The festival went over a couple of days and many of the photographers who were invited to speak also stayed to listen, and watch. At some point I approached her to tell her how wonderful I thought her work and presentation was. This is not something I'd usually do, partly because I'd wonder what it could possibly mean to someone as accomplished as Vanessa Winship when some random audience-member comes to tell her how great her photos are. But as I was really touched by her work I seized a quiet minute to tell her so, and I was lucky. The quiet gentleness so tangible in the photographs is there just as much when you meet her in person. She very gracefully accepted my compliments and we talked for a while, and I was happy to see that she is not someone impressed by her own success but instead reflective about her work, sometimes even unsure, trying to reach people with her photographs and searching to inspire others with what she does. She certainly inspired me, and telling from the stunned silence at the end of her presentation, everyone else in the audience, too.

I remembered that encounter when I read the post in January about how it's not always a good idea to meet your heroes because they might be jerks. Definitely not true here. Of course I can't claim to know Vanessa Winship from one short meeting (and don't know what she's like in everyday-life) but from all I can say the work rings very true of the artist that created it.

I bought her signed book sweet nothing from foto8 to pacific island in last year. : ) Yes, it is a great photobook. Stronly recommond to buy her photobook.


Endorse another photographer- Mr Wong Ting Hua, who also shooting a pacific island over 50 years, existing some early images from island.

http://www.flickr.com/photos/thwong-tw/


Spec - tac - ular.

Dave

"Can the Balkans really be so bleak?"

Oh yes.

"Looking at Winship's work makes me feel like the people there exist in another time and another dimension."

Oh yes.

It's an area that went from one kind of feudalism before WWII to another after WWII, during the Communism. After the Communism fell, the cities started really building towards modernity. But the countryside in many cases remained the same as it was during the early 1900s. Or at least as it was 50 years ago.

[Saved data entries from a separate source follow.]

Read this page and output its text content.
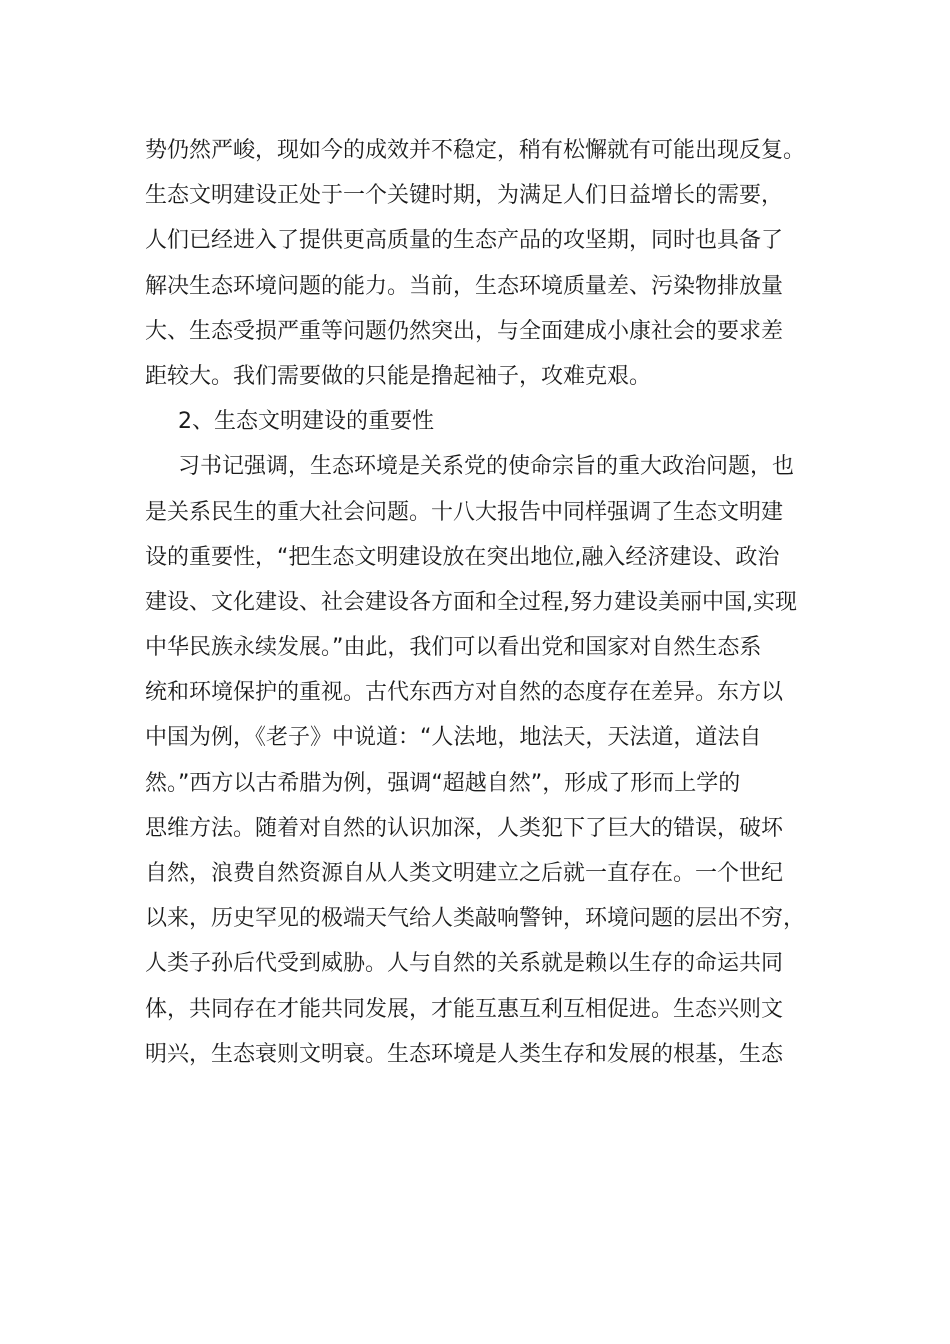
势仍然严峻，现如今的成效并不稳定，稍有松懈就有可能出现反复。
生态文明建设正处于一个关键时期，为满足人们日益增长的需要，
人们已经进入了提供更高质量的生态产品的攻坚期，同时也具备了
解决生态环境问题的能力。当前，生态环境质量差、污染物排放量
大、生态受损严重等问题仍然突出，与全面建成小康社会的要求差
距较大。我们需要做的只能是撸起袖子，攻难克艰。
2、生态文明建设的重要性
习书记强调，生态环境是关系党的使命宗旨的重大政治问题，也
是关系民生的重大社会问题。十八大报告中同样强调了生态文明建
设的重要性，“把生态文明建设放在突出地位,融入经济建设、政治
建设、文化建设、社会建设各方面和全过程,努力建设美丽中国,实现
中华民族永续发展。”由此，我们可以看出党和国家对自然生态系
统和环境保护的重视。古代东西方对自然的态度存在差异。东方以
中国为例，《老子》中说道：“人法地，地法天，天法道，道法自
然。”西方以古希腊为例，强调“超越自然”，形成了形而上学的
思维方法。随着对自然的认识加深，人类犯下了巨大的错误，破坏
自然，浪费自然资源自从人类文明建立之后就一直存在。一个世纪
以来，历史罕见的极端天气给人类敲响警钟，环境问题的层出不穷，
人类子孙后代受到威胁。人与自然的关系就是赖以生存的命运共同
体，共同存在才能共同发展，才能互惠互利互相促进。生态兴则文
明兴，生态衰则文明衰。生态环境是人类生存和发展的根基，生态
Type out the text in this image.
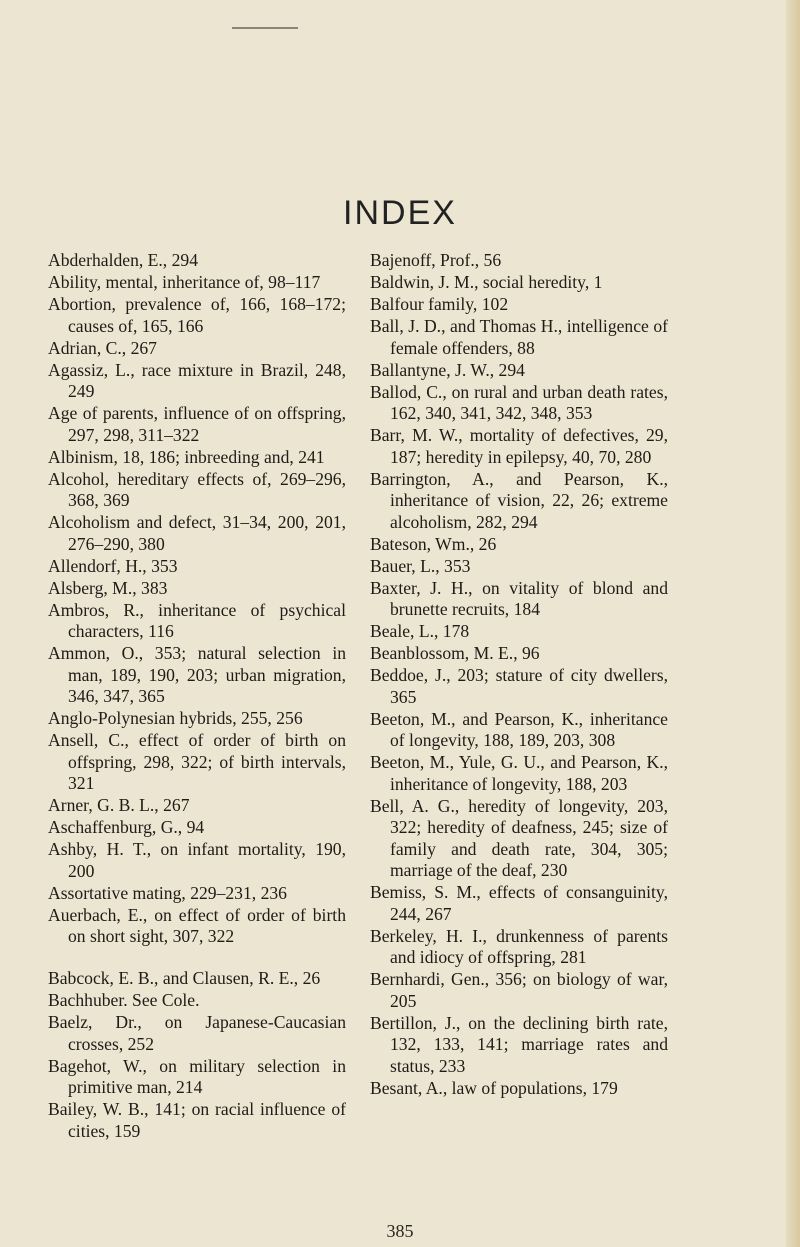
INDEX

Abderhalden, E., 294

Ability, mental, inheritance of, 98–117

Abortion, prevalence of, 166, 168–172; causes of, 165, 166

Adrian, C., 267

Agassiz, L., race mixture in Brazil, 248, 249

Age of parents, influence of on offspring, 297, 298, 311–322

Albinism, 18, 186; inbreeding and, 241

Alcohol, hereditary effects of, 269–296, 368, 369

Alcoholism and defect, 31–34, 200, 201, 276–290, 380

Allendorf, H., 353

Alsberg, M., 383

Ambros, R., inheritance of psychical characters, 116

Ammon, O., 353; natural selection in man, 189, 190, 203; urban migration, 346, 347, 365

Anglo-Polynesian hybrids, 255, 256

Ansell, C., effect of order of birth on offspring, 298, 322; of birth intervals, 321

Arner, G. B. L., 267

Aschaffenburg, G., 94

Ashby, H. T., on infant mortality, 190, 200

Assortative mating, 229–231, 236

Auerbach, E., on effect of order of birth on short sight, 307, 322

Babcock, E. B., and Clausen, R. E., 26

Bachhuber. See Cole.

Baelz, Dr., on Japanese-Caucasian crosses, 252

Bagehot, W., on military selection in primitive man, 214

Bailey, W. B., 141; on racial influence of cities, 159

Bajenoff, Prof., 56

Baldwin, J. M., social heredity, 1

Balfour family, 102

Ball, J. D., and Thomas H., intelligence of female offenders, 88

Ballantyne, J. W., 294

Ballod, C., on rural and urban death rates, 162, 340, 341, 342, 348, 353

Barr, M. W., mortality of defectives, 29, 187; heredity in epilepsy, 40, 70, 280

Barrington, A., and Pearson, K., inheritance of vision, 22, 26; extreme alcoholism, 282, 294

Bateson, Wm., 26

Bauer, L., 353

Baxter, J. H., on vitality of blond and brunette recruits, 184

Beale, L., 178

Beanblossom, M. E., 96

Beddoe, J., 203; stature of city dwellers, 365

Beeton, M., and Pearson, K., inheritance of longevity, 188, 189, 203, 308

Beeton, M., Yule, G. U., and Pearson, K., inheritance of longevity, 188, 203

Bell, A. G., heredity of longevity, 203, 322; heredity of deafness, 245; size of family and death rate, 304, 305; marriage of the deaf, 230

Bemiss, S. M., effects of consanguinity, 244, 267

Berkeley, H. I., drunkenness of parents and idiocy of offspring, 281

Bernhardi, Gen., 356; on biology of war, 205

Bertillon, J., on the declining birth rate, 132, 133, 141; marriage rates and status, 233

Besant, A., law of populations, 179

385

Go outside cities and you can feel like you fell through a crack in time.

An excellent photographer and excellent photos.

BTW, the first several photos in A Balkan Journey 2 look like Serbia - those with Gypsy brass bands, Zid smrti (Wall of Death) and Ortodox liturgy.

Her website seems to have just gone down, though there's a simpler older version at http://vanessawinship.co.uk/index.html

I would 2nd Mike C s comments on looking at Marketa Luskacova s work as another under appreciated Czech photographer. I had the pleasure of meeting in Prague about a year ago and seeing a portfolio of her work in 16x20 prints. She worked directly with Koudelka both before and after his famous 68 coverage of the invasion . She is a remarkable photographer and well worth an interview .

(mike if you could share my email with MikeC I would appreciate as I have some nice photos of Marketa reviewing her prints with a group of workshop attendees .....at Peter Turnley s prague workshop. )

Roger Dunham

Fantastic. Extraordinary. Thank you.